If at no improvement to the gameplay, it makes the situation more humorous, if nothing else.
And then there’s the debacle about Michael Forgey. To understand the full extent of the situation, you need to know the context. Michael Forgey was a producer at Monolith games, the company behind both Shadow of Mordor and Shadow of War. During the development of the game, what would unfortunately prove to be his last project, he passed away, leaving the team at a loss. So, they decided to pay tribute to him by leaving him as a character in the game, which on the surface sounds like a great idea.

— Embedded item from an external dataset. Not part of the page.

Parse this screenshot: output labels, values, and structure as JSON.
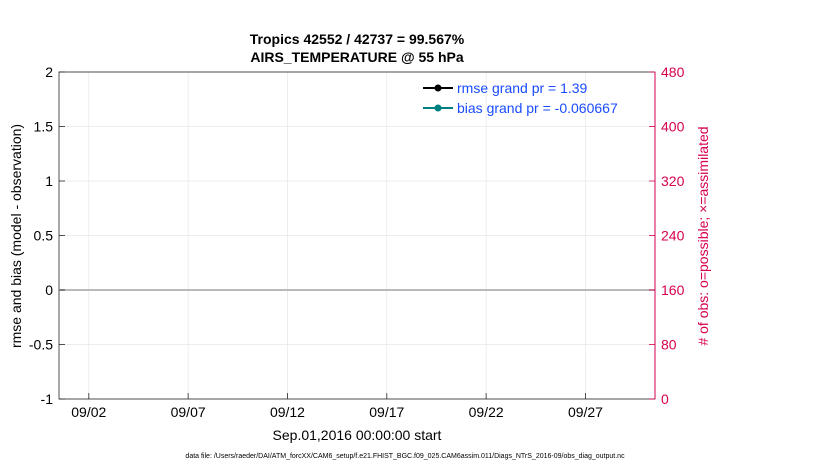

Around the studio, and in his band, he was known as “Forthog”, so they implemented a character into the game named identically, Forthog, who can at random points spawn in and save you from an enemy you were about to die from. He then disappears back into Middle Earth, leaving you the nice present of a sincere lack of death. This, on it’s own, would be nowhere near scandalous. However, (of course) Warner Brothers stepped in and apparently (Do not take my word for this, I don’t know whose shoulders this was on) forced the studio to make the content launch day DLC.

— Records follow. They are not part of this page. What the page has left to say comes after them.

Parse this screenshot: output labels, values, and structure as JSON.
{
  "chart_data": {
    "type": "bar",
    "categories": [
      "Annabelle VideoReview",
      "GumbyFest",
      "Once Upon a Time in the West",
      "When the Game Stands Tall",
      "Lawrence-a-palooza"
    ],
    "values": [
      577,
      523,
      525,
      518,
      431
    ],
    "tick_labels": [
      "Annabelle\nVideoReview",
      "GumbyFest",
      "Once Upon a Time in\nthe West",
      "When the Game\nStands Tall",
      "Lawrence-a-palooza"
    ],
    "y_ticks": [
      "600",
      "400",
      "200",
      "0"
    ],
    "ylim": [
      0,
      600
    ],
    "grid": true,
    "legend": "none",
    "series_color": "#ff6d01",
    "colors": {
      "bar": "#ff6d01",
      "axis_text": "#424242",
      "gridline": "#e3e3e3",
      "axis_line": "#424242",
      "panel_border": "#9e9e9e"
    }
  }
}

Honestly, I think it’s a shame that the guy’s very last project would be one that would monetize his own death. Monetizing the death of a producer. This is where we’ve come. It just seems purely despicable.

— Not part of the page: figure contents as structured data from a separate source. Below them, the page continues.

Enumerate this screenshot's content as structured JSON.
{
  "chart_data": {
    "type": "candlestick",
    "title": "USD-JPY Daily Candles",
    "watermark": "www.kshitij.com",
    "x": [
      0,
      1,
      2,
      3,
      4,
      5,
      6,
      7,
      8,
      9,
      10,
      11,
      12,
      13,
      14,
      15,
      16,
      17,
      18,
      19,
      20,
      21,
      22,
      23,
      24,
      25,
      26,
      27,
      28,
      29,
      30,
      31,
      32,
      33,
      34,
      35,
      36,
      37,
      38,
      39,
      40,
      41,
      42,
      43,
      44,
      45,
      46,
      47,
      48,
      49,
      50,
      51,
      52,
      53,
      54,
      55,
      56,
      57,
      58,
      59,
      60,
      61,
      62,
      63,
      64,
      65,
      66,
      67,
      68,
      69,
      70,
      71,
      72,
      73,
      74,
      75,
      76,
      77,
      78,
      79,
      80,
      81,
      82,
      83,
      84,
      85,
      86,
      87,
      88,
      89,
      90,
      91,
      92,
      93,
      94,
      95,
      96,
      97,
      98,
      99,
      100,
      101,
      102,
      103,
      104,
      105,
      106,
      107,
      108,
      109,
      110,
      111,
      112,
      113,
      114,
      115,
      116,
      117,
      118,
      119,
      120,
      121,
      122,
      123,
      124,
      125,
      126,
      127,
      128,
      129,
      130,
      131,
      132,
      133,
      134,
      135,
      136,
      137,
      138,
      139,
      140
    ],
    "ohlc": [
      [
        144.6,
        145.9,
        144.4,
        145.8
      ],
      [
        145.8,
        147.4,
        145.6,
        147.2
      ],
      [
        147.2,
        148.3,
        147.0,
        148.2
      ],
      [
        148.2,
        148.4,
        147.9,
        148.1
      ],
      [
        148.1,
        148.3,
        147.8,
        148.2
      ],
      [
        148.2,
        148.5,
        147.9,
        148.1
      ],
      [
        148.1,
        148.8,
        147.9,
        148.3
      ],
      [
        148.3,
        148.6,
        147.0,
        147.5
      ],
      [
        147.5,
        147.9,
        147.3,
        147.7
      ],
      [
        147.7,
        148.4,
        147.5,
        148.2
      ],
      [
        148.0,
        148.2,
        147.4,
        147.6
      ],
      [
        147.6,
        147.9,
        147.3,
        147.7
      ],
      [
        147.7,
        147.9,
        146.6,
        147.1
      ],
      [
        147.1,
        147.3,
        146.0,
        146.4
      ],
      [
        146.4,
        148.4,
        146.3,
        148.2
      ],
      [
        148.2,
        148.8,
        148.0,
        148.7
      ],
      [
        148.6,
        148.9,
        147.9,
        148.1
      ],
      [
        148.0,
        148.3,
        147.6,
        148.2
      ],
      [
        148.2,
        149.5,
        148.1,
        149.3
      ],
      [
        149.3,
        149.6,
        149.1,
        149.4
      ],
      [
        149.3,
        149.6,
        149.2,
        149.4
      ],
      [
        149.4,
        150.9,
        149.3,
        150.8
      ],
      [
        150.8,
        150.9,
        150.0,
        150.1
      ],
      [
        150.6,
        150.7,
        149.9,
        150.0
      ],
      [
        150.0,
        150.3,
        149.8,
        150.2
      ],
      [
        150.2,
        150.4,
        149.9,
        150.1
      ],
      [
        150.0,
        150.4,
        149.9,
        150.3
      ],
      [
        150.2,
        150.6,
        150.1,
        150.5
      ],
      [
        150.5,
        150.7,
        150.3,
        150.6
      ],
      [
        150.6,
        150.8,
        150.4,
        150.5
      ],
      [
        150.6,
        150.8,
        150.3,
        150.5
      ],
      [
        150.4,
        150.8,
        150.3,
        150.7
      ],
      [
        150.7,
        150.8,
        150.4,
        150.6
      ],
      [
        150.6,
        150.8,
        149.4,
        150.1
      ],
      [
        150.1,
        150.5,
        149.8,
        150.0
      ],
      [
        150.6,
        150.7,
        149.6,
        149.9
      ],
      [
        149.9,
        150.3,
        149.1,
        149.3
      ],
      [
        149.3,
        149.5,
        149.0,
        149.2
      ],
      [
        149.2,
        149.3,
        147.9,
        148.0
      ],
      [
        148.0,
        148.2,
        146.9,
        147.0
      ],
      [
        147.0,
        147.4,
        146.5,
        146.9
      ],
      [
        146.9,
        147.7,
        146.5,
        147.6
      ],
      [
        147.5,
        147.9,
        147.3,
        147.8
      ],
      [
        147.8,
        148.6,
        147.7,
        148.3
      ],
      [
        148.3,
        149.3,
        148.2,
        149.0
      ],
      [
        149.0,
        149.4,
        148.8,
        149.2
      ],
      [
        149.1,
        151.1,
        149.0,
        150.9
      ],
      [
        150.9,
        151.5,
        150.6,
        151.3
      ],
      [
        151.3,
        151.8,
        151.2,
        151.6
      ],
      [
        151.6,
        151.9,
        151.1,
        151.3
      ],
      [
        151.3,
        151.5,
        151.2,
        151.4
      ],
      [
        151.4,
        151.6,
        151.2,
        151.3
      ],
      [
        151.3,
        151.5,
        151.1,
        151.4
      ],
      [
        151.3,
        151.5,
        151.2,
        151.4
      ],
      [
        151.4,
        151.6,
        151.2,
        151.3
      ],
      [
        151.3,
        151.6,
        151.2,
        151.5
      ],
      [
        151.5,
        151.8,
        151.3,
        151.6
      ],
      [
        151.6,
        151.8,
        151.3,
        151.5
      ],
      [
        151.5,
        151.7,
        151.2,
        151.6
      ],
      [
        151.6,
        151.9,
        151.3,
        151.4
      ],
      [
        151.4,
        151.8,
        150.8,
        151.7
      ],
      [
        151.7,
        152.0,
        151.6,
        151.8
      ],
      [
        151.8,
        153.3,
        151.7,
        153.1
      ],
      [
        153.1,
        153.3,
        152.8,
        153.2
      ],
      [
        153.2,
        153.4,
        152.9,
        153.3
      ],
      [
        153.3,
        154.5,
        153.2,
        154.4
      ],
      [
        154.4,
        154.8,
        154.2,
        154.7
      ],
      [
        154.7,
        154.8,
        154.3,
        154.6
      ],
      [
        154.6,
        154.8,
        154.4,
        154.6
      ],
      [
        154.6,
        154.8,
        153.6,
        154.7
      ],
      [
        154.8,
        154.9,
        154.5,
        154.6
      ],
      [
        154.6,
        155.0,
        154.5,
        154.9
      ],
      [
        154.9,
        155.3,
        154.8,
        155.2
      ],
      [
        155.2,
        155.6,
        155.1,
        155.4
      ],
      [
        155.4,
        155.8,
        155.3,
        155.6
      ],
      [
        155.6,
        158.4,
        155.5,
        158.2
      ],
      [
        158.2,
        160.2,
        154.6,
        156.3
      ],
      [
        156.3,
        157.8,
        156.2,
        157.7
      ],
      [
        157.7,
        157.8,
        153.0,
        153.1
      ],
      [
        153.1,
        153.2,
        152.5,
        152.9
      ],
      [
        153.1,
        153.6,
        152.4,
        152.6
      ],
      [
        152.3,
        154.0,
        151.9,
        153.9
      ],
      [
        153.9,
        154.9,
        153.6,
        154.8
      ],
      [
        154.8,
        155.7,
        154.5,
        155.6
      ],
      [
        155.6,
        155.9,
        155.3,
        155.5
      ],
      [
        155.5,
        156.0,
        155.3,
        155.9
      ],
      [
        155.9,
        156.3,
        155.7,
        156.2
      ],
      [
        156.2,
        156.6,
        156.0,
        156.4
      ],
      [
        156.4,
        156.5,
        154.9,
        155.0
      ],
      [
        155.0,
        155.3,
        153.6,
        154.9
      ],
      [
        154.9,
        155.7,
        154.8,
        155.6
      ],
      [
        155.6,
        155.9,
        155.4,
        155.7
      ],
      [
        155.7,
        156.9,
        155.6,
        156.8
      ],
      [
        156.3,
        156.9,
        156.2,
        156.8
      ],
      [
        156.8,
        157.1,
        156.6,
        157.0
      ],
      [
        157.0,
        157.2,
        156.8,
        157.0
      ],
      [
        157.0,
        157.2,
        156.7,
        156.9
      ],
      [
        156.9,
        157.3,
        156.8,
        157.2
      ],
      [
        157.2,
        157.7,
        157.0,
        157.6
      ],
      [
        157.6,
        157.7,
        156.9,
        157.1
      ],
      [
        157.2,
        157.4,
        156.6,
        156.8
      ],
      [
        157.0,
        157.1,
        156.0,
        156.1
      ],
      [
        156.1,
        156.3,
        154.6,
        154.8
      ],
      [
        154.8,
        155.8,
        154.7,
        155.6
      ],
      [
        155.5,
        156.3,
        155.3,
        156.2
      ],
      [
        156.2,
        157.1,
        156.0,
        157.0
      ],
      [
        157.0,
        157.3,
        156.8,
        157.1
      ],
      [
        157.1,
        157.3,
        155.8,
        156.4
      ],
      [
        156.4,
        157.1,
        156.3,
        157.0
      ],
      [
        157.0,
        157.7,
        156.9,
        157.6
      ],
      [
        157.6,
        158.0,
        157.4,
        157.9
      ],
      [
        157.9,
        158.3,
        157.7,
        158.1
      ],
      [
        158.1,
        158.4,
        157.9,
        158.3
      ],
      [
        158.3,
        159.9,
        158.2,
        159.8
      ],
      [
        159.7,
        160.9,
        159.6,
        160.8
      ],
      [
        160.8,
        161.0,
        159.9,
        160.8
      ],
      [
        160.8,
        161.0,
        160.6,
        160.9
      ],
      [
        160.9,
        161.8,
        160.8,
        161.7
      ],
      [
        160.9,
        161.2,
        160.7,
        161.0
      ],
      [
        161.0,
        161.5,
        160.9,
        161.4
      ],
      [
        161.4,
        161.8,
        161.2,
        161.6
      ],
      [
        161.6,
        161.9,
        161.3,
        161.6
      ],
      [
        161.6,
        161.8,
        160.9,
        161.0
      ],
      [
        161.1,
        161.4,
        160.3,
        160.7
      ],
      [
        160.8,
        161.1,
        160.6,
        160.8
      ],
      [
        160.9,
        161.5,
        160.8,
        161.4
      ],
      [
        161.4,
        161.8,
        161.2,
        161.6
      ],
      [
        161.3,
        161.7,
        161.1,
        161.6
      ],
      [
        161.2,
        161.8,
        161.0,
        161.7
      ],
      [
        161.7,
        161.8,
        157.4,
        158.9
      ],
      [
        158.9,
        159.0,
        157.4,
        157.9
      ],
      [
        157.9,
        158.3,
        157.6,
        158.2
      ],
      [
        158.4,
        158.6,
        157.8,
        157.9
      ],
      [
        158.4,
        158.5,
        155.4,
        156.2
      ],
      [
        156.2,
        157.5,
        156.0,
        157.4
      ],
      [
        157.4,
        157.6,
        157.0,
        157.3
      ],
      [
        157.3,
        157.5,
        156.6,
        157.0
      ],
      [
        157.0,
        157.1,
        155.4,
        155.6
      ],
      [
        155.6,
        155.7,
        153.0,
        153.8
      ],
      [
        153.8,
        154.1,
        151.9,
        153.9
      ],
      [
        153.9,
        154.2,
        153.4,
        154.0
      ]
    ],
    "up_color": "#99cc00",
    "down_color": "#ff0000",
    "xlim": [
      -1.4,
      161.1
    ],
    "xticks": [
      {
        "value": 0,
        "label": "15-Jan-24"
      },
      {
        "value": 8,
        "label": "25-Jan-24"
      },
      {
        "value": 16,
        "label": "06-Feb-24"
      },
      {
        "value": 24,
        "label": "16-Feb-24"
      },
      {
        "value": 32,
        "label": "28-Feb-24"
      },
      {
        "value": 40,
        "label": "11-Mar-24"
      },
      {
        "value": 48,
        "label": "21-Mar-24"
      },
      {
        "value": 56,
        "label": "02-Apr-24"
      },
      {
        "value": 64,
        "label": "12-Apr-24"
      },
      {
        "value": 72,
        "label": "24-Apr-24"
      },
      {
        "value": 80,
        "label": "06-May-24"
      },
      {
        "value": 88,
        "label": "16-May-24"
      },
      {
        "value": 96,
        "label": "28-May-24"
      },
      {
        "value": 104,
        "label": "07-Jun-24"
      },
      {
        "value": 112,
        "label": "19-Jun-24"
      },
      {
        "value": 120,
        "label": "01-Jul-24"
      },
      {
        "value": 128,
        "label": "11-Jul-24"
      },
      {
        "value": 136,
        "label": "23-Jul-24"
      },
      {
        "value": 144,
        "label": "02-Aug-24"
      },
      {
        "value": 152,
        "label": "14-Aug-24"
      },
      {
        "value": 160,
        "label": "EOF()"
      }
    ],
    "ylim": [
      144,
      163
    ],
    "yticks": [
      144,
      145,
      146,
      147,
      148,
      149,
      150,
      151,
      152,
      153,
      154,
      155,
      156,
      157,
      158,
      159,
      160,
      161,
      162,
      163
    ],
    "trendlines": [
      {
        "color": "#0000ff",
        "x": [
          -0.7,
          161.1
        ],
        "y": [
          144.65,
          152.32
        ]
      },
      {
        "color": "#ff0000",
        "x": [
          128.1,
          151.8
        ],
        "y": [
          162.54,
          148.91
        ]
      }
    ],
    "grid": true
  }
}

There is one upside to this however: Warner Brothers were going to give $3.50 of every purchase to the family of Michael Forgey. Sounds better than it did before, right? It’s still slightly scummy that Warner is taking some of the money in the first place, but it’s still a nice gesture toward the family.
Or so you think. But it’s Warner Brothers.
As was later discovered, that $3.50 would only be given to the family if the purchases came from within certain areas of the United States, excluding a wide selection of states. This was mostly uncovered by TotalBiscuit, who created a video which displayed the fine print on the DLC’s trailer, stating very eloquently:
Donations will be made on purchases from any 1 of the 50 U.S. or D.C. (but, excluding purchases made from AL, HI, IL, MA, MS and SC). Void where prohibited by law. Your purchase is not tax deductible.
Media initially swallowed this up, painting the game in a positive light, and for the first time in months, giving it a PR boost. This was not to last for long, however, as when the video gained traction, publications started to dial down on the incessant praise of Warner and Monolith, and quickly turned against them. Finger snap.
(They also forgot to mention the sneaky method that Warner used to dodge tax here: They made some of the purchase “charity” , meaning that their profits are non tax deductible. Clever, even if it was by mistake, which I highly doubt.)
 It has just emerged, literally thirty minutes after the time of me writing this, that the Michael Forgey DLC is going free. Finally, they have given in to the bad PR, and retracted the “paid” factor of the DLC, giving a dead man a proper memorial. However, my statement still mostly stands, as it is yet unknown where money from pre-orders for the DLC will be going.
And here we are in the present day, with one of Monolith’s heads interviewing with Eurogamer, stating that he will “not be purchasing micro-transactions” in the game when it releases, as he says he will effectively receive them at the “normal” pace of the game. This, to me, is absurd, seeing the mentality around the developer and their handling of the community, and as Jim Sterling put it (quite well, in fact) in his video:
If it’s more PR-appropriate to say that you will not be using a key feature of your own game, then you know something’s fucked up.